Ce que Malot en dit

La fable : Le père du jeune Romain disparaît en mer, au cours du sauvetage d'un navire en perdition. La mère, peu fortunée, confie Romain aux bons soins d'un oncle, avoué. Ce dernier exploite l'enfant, le faisant beaucoup travailler pour une bien chiche nourriture. Romain s'enfuit, désireux de gagner la côte pour s'embarquer comme mousse et peut-être faire fortune. En chemin, il rencontre Diélette, une fillette, enlevée par des saltimbanques qui utilisent ses talents dans un spectacle de dressage. Les deux enfants s'enfuient et gagnent Paris pour tenter de retrouver la mère de Diélette. La jeune fille, épuisée, tombe malade, elle est hospitalisée. Pendant ce temps Romain apprend la mort de la mère de Diélette. Il ramène alors son amie à sa propre mère et embarque, comme passager clandestin, sur un navire dont il espère devenir mousse. Une tempête met en perdition le bateau dont Romain parvient à ramener l'épave à la côte. Le jeune garçon est sauvé. On apprend que l'oncle maternel, qui a fait fortune en Inde, vient de mourir, laissant ses biens à son neveu. Romain épouse Diélette. Il peut maintenant subvenir aux besoins de sa mère.

L'argument : Par ce roman, H.Malot manifeste sa volonté de s'inscrire en faux contre la littérature qu'on destine alors aux enfants, celle de la librairie Mame en particulier. Il se propose de distraire les enfants. Romain Kalbris est un récit d'aventures. C'est aussi un livre consacré à la mère.

Dans Le Roman de mes Romans, H.Malot explicite ainsi son dessein :

"C'est miracle, que les livres qu'on me donnait dans mon enfance ne m'aient à jamais dégoûté de la lecture: édités par Mame, avec l'approbation de Mgr l'Archevêque de Tours, comme presque tous ceux qu'on publiait à cette époque "à l'usage de la jeunesse", ces livres qui respiraient le plus profond ennui ne m'ont appris qu'à bâiller, et je les regardais à peu près du même œil que le verre taillé dans lequel, trois fois par an, on me faisait avaler, mon père par force, ma mère par persuasion, la médecine noire qui elle aussi était de mode alors.

Heureusement dans un grenier, jetés en tas, se trouvaient dix ou douze vieux bouquins que leur misérable couverture usée avait fait reléguer là: le Roland Furieux de l'Arioste, le Gil Blas de Lesage; un Molière complet; un tome de Racine; et ceux-là, un jour que j'en avais ouvert un au hasard, m'ont empêché de croire que tous les livres étaient des médecines; combien d'heures ils m'ont fait passer sous l'ardoise surchauffée ou glacée, charmé, ravi, l'esprit éveillé, l'imagination allumée par une étincelle qui ne s'est pas éteinte.

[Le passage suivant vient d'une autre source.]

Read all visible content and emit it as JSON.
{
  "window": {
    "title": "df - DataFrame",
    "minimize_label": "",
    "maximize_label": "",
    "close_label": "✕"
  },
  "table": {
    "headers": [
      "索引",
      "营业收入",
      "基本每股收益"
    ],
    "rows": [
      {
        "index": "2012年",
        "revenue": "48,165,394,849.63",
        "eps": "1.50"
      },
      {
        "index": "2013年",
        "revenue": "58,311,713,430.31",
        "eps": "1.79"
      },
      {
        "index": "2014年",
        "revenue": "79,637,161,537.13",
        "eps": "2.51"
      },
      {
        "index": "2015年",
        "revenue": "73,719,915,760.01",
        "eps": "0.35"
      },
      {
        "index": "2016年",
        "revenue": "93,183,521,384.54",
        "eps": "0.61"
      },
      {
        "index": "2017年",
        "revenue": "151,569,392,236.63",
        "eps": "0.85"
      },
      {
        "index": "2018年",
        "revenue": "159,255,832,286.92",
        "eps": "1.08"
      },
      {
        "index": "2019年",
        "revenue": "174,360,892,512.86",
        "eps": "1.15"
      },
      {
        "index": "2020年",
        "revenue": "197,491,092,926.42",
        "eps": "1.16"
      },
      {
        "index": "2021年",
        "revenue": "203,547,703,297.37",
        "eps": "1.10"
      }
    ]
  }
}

Sans eux, aurais-je jamais fait des romans ? Je n'en sais rien. Mais ce que je sais bien, c'est qu'il m'ont donné l'envie d'en écrire pour ceux qui pouvaient souffrir, comme je l'avais souffert, moi-même le supplice des livres ennuyeux.

Dans Romain Kalbris, en souvenir d'un passé qui m'a laissé des rancunes vivaces, j'ai cherché à amuser ceux qu'on ennuyait, j'ai voulu leur donner le goût de la lecture et aiguiser leur curiosité au lieu de l'émousser ; j'ai voulu aussi provoquer leur intérêt, émouvoir leur cœur les attirer, les retenir, les amener à demander aux livres leurs joies ou leurs consolations.

Dans le nombre de mes romans, quatre ont été inspirés par cette idée : le premier est Romain Kalbris, le second Sans Famille, le troisième La Petite Soeur, le quatrième En Famille.

Ai-je réussi ? Il ne m'appartient pas de le dire. Ce sont les lecteurs de Romain Kalbris ; ceux de Sans Famille, d'En Famille, de La Petite Soeur qui ont bien voulu faire cette réponse.

Mais en même temps, j'ai voulu mettre en scène une idée sous l'obsession de laquelle je suis resté pendant plusieurs années.

J'avais perdu ma mère et je me disais qu'on était fou de s'éloigner de ceux qu'on aime en prenant pour prétexte les nécessités de la vie qui, en réalité ne sont pas si impérieuses que l'imagine l'égoïsme. Qui sait si au retour on les retrouvera vivants ? Quand on les aura perdus, combien ne regrettera-t-on pas de n'être point resté près d'eux autant qu'on l'aurait pu ?

De là est né Romain Kalbris mais sa mise en oeuvre n'a rien enlevé à l'amertume des regrets qui l'ont inspiré." (Le Roman de mes Romans).

Le cadre géographique : La Normandie, Paris.